Феврония подобна тихим ангелам Рублева. Она «мудрая дева» сказочных сюжетов. Внешние проявления ее большой внутренней силы скупы. Она готова на подвиг самоотречения, победила свои страсти. Ее любовь к князю Петру потому и непобедима внешне, что она побеждена внутренне, ею самой, подчинена уму. Вместе с тем ее мудрость — не только свойство ее ума, но в такой же мере — ее чувства и воли. Между ее чувством, умом и волей нет конфликта: отсюда необыкновенная «тишина» ее образа.

Первое появление в повести девушки Февронии запечатлено в зрительно отчетливом образе. Ее находит в простой крестьянской избе посланец муромского князя Петра, заболевшего от ядовитой крови убитого им змея. В бедном крестьянском платье Феврония сидела за ткацким станком и занималась «тихим» делом — ткала полотно, а перед нею скакал заяц, как бы символизируя собой слияние ее с природой. Ее вопросы и ответы, ее тихий и мудрый разговор ясно показывают, что «рублевская задумчивость» не бездумна. Феврония изумляет посланца своими вещими ответами и обещает помочь князю. Сведущая в целебных снадобьях, она излечивает князя, как Изольда излечивает Тристана, зараженного кровью убитого им дракона.

Несмотря на социальные препятствия, князь женится на крестьянской девушке Февронии. Как и любовь Тристана и Изольды, любовь Петра и Февронии преодолевает иерархические преграды феодального общества и не считается с мнением окружающих. Чванливые жены бояр невзлюбили Февронию и требуют ее изгнания, как вассалы короля Марка требуют изгнания Изольды. Князь Петр отказывается от княжества и уходит вместе с женой. / см. № 19, с.95 /

Животворящая сила любви Февронии так велика, что жерди, воткнутые в землю, расцветают в деревья по ее благословению. Она настолько сильна духом, что разгадывает мысли встреченных ею людей. В силе любви, в мудрости, подсказанной ей этой любовью, Феврония оказывается выше даже своего идеального мужа — князя Петра.

Воплощённый Ермолаем-Еразмом в Февронии образ "мудрой девы" можно встретить и в сказках, и в русских летописях. Считается, однако, что подобным образом прилично было изображать только женщин благородного происхождения. Сказочные черты "мудрой девы" прослеживаются, например, в летописном изображении княгини Ольги, после смерти мужа расправившейся сначала с древлянскими послами, затем – с самими древлянами, а после "переклюкавшей" (перехитрившей) даже византийского императора. Так что революционный демократизм автора повествования о муромских святых заключается не столько в том, что крестьянка становится у него княгиней и при этом оказывается мудрее многочисленных бояр, а в самом данном княгине праве говорить "клюками". А уж его - это право - героиня использует сполна, ведь, по сути, всякую фразу, произнесённую ею вплоть до изгнания супругов из Мурома, можно считать загадкой.

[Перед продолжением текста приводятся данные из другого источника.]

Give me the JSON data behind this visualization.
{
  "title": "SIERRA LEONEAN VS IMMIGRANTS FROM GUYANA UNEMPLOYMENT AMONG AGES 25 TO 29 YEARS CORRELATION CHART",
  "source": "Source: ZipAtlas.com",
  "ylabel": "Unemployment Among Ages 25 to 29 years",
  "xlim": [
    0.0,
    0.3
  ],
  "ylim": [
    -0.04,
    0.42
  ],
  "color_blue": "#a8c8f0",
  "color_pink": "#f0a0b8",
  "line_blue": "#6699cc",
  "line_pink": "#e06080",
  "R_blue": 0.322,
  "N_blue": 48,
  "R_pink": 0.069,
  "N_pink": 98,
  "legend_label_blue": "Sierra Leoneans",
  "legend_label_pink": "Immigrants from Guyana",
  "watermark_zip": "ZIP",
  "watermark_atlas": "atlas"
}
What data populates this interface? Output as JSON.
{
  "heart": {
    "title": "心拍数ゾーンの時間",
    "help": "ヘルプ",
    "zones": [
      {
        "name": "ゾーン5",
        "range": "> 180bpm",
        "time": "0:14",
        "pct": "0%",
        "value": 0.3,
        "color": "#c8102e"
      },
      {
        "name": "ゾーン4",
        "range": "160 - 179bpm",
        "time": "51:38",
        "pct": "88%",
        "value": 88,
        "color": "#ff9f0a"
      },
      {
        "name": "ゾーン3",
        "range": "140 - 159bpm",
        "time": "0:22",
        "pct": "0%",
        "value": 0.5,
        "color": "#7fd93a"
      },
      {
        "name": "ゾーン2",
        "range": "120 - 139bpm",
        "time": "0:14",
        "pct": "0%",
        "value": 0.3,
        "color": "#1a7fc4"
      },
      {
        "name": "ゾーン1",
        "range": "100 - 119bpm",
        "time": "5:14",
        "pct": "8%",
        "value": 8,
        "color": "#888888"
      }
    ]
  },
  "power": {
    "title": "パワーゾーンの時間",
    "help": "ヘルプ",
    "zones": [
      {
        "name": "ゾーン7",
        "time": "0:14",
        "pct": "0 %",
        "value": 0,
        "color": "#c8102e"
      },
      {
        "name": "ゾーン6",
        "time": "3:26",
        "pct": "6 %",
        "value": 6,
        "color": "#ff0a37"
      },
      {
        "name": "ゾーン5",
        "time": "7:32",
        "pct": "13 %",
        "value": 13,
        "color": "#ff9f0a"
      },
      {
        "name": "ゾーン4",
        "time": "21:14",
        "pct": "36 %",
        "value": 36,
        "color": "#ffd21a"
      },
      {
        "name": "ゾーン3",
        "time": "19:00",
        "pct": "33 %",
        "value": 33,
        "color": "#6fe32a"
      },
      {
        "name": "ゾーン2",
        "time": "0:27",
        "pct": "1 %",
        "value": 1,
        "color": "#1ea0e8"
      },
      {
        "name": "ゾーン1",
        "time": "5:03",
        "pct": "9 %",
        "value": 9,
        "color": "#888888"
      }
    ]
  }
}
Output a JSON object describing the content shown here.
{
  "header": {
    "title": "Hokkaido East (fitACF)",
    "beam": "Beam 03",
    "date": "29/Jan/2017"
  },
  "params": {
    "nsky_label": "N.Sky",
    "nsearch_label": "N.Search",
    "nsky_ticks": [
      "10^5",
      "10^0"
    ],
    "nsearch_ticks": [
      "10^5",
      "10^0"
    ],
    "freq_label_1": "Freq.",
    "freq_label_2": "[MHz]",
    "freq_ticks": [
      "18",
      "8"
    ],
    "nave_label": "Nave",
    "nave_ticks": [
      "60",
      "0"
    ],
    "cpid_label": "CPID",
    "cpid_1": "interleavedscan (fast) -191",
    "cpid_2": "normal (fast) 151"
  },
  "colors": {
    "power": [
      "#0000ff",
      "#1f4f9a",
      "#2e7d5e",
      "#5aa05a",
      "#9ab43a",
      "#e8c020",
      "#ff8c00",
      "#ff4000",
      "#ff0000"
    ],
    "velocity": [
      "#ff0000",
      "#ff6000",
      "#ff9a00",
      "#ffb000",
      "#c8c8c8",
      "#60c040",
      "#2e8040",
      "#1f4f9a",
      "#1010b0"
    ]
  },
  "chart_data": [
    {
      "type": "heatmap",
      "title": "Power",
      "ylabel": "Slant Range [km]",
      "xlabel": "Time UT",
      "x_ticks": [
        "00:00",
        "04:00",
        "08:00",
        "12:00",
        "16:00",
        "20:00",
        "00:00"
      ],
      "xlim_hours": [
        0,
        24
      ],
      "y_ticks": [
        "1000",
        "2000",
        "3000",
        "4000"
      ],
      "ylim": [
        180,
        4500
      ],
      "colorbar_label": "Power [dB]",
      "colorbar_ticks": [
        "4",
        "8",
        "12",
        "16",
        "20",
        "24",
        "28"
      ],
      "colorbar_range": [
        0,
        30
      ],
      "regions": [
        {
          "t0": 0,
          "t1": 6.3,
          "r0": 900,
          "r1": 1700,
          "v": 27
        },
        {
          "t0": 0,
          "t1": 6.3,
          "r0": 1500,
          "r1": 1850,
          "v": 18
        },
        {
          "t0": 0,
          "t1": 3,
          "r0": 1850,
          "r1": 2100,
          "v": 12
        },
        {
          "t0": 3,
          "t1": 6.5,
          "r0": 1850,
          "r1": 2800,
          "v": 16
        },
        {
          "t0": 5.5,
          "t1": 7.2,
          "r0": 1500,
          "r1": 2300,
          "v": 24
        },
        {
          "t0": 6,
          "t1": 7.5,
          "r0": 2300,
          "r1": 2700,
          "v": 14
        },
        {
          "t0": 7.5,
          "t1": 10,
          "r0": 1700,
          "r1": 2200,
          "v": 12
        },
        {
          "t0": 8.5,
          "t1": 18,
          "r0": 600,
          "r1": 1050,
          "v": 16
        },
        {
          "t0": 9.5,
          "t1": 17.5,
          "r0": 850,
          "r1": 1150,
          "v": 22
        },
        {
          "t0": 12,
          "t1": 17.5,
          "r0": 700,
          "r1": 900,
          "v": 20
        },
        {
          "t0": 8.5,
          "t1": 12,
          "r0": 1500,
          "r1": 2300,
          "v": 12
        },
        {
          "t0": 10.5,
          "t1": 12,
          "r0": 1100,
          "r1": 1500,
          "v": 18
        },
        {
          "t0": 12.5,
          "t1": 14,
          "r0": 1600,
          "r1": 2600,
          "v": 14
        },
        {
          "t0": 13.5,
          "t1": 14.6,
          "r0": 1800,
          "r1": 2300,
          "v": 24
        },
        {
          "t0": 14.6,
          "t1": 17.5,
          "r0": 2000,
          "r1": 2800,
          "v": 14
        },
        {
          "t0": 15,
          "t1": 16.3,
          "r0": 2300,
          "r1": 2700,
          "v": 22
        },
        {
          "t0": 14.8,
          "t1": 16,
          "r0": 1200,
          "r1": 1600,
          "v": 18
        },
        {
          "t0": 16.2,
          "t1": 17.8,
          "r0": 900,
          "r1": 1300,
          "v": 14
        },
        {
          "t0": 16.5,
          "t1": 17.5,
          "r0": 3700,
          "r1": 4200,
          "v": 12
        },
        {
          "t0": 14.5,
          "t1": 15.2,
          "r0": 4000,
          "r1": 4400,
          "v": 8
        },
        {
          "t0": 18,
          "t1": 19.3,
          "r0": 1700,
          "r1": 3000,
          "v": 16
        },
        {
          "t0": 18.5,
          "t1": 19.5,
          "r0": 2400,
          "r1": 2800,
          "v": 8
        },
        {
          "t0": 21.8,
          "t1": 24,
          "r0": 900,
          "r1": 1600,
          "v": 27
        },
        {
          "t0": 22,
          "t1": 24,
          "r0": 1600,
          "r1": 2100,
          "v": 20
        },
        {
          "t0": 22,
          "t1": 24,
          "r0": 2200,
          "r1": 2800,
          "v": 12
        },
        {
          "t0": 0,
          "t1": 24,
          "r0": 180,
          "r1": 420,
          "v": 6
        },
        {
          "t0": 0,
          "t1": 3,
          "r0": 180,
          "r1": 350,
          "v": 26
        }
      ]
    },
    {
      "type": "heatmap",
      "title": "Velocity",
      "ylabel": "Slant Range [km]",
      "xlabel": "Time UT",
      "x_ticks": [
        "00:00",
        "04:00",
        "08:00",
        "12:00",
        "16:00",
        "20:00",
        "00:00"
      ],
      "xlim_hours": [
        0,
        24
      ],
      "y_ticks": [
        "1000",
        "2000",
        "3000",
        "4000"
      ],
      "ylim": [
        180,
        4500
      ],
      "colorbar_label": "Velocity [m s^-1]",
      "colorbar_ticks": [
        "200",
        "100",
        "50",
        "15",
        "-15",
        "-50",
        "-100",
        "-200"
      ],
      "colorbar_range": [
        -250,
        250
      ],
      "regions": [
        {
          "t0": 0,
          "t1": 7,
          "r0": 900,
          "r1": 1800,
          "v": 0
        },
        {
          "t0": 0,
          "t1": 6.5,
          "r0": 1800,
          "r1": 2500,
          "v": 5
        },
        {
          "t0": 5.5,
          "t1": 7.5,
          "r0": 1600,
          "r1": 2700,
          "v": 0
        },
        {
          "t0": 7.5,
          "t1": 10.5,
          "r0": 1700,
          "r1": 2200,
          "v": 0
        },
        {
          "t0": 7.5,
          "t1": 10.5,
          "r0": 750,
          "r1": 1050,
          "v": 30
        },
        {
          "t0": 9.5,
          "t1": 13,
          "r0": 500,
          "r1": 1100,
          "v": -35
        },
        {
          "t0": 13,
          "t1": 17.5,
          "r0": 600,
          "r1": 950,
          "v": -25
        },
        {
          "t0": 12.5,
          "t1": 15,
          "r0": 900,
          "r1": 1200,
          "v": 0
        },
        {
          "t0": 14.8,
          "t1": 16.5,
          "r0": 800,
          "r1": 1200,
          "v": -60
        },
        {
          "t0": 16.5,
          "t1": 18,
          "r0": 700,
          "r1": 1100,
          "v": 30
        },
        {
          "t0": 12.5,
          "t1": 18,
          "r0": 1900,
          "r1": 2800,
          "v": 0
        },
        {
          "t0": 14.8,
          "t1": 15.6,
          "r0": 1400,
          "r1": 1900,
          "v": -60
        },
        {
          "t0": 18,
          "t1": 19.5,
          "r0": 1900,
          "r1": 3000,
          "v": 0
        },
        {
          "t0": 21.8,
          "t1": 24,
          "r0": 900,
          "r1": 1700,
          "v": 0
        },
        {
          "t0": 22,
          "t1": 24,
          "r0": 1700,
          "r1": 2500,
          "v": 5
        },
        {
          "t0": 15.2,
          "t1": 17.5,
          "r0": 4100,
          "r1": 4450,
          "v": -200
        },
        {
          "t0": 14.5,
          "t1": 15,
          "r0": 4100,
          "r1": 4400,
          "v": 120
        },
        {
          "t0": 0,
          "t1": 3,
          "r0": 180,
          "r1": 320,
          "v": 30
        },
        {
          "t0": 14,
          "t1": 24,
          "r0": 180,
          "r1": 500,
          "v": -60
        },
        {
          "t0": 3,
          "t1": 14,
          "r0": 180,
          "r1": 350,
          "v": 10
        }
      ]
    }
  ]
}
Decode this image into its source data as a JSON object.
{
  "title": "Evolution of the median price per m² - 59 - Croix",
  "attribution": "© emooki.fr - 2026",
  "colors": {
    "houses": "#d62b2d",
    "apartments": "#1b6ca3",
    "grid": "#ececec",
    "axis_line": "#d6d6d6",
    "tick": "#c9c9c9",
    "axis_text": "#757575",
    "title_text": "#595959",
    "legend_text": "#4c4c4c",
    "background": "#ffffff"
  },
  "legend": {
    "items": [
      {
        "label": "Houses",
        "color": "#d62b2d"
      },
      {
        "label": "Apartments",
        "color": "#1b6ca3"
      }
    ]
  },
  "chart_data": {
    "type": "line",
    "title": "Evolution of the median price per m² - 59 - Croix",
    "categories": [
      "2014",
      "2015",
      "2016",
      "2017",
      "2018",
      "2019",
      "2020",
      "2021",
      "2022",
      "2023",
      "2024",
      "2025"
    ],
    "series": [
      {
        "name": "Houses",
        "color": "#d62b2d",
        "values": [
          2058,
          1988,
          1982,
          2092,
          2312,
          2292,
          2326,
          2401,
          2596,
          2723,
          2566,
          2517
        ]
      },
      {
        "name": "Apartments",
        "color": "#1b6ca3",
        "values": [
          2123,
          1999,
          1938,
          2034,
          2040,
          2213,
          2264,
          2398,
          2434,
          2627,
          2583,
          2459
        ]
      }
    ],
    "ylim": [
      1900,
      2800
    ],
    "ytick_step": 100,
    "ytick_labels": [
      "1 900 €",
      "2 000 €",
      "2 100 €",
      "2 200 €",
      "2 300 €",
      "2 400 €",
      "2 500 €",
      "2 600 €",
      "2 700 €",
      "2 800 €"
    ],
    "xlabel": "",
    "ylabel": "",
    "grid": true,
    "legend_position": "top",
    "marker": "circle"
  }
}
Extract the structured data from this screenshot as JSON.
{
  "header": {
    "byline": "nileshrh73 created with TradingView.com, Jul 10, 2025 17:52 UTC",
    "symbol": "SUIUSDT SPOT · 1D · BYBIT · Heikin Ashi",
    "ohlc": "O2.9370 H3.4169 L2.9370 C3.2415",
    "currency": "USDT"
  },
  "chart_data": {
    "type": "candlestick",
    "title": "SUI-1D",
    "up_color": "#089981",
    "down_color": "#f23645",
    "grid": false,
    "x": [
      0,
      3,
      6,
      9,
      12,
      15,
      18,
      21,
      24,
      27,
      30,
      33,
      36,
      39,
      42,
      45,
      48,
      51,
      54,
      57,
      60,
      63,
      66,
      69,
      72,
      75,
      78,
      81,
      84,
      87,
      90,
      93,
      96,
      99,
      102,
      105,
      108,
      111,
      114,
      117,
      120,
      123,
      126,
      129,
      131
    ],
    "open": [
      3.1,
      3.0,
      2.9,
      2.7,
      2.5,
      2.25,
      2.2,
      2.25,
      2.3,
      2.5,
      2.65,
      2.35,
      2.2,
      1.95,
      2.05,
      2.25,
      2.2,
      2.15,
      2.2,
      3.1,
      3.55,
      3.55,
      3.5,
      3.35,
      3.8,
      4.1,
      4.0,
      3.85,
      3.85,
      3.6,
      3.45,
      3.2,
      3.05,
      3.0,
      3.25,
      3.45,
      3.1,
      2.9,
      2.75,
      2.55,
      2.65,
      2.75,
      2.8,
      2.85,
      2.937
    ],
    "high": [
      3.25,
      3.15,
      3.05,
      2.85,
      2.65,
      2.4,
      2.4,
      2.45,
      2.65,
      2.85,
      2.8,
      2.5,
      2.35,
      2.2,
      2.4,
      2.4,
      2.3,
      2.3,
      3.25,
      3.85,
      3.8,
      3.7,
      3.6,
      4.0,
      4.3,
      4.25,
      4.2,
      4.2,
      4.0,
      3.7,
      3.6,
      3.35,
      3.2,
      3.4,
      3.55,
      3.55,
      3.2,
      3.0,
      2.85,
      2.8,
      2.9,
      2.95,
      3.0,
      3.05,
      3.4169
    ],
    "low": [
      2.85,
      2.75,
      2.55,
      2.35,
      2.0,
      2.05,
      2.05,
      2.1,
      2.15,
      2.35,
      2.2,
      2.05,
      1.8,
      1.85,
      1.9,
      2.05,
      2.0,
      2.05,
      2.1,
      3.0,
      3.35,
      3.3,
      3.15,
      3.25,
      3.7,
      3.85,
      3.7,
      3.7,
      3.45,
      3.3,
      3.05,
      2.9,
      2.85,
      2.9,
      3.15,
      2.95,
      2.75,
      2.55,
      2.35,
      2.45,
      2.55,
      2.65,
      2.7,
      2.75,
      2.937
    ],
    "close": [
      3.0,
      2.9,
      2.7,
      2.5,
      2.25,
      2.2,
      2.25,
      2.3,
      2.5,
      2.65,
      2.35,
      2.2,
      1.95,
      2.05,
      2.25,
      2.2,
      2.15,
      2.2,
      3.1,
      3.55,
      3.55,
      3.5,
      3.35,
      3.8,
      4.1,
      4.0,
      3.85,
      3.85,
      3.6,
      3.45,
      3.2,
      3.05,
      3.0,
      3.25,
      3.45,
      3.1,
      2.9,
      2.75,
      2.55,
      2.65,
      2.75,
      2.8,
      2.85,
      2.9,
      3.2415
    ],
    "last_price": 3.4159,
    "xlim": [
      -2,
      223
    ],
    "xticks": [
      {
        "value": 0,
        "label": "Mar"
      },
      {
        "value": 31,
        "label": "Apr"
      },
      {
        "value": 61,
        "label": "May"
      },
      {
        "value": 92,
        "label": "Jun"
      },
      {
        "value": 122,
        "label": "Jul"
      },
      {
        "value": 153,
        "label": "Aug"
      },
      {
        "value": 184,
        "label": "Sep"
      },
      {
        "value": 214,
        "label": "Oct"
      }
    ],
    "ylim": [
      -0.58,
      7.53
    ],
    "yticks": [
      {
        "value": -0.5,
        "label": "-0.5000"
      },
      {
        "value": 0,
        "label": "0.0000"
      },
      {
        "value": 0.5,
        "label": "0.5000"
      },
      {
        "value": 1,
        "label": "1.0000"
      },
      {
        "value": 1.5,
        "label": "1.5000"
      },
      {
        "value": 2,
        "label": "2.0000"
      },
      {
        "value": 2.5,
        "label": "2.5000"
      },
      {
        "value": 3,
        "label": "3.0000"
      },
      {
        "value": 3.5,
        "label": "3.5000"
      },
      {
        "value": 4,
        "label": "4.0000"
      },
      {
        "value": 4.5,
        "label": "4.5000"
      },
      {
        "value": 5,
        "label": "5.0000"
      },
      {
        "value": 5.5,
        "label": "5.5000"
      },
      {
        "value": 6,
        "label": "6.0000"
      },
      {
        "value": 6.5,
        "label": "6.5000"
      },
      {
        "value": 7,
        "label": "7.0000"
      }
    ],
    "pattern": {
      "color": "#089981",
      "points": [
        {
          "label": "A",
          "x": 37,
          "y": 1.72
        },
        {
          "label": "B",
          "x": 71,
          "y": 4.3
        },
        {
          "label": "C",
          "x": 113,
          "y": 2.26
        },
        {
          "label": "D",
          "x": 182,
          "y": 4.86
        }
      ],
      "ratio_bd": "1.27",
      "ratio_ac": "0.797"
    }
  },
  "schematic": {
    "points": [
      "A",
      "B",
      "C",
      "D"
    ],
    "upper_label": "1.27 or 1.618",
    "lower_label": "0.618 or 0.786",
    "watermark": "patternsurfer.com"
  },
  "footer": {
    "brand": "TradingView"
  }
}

Отгадчиками их становятся и княжеский слуга, и сам князь Пётр, и прислужник в лодке, и даже "злочестивые" бояре. Согласно древнерусскому тексту "Повести" княгиня отвечает им: "Аз же вам глаголю: дадите мне его же, аще аз воспрошу у вас" ("Я же вам говорю: дайте мне его же, кого я попрошу у вас").

Что же касается самого образа Февронии, созданного Ермолаем-Еразмом, то от него, по какому-то странному стечению обстоятельств, веет глубокой, вовсе не христианской архаикой. В начале "Повести" у ног героини скачет заяц. Можно, конечно, вспомнить, что в фольклоре этот зверёк является одним из символов брака, и посчитать его упоминание мудрой загадкой самого автора, намёком на финал дальнейшего разговора. Можно истолковать эту странную (ведь лесной обитатель заяц - не чета домашнему кролику - дик и пуглив) подробность как указание на погружённость героини в мир природы. (На то же указывает и не имеющее аналогов в житийной литературе чудо с деревьями)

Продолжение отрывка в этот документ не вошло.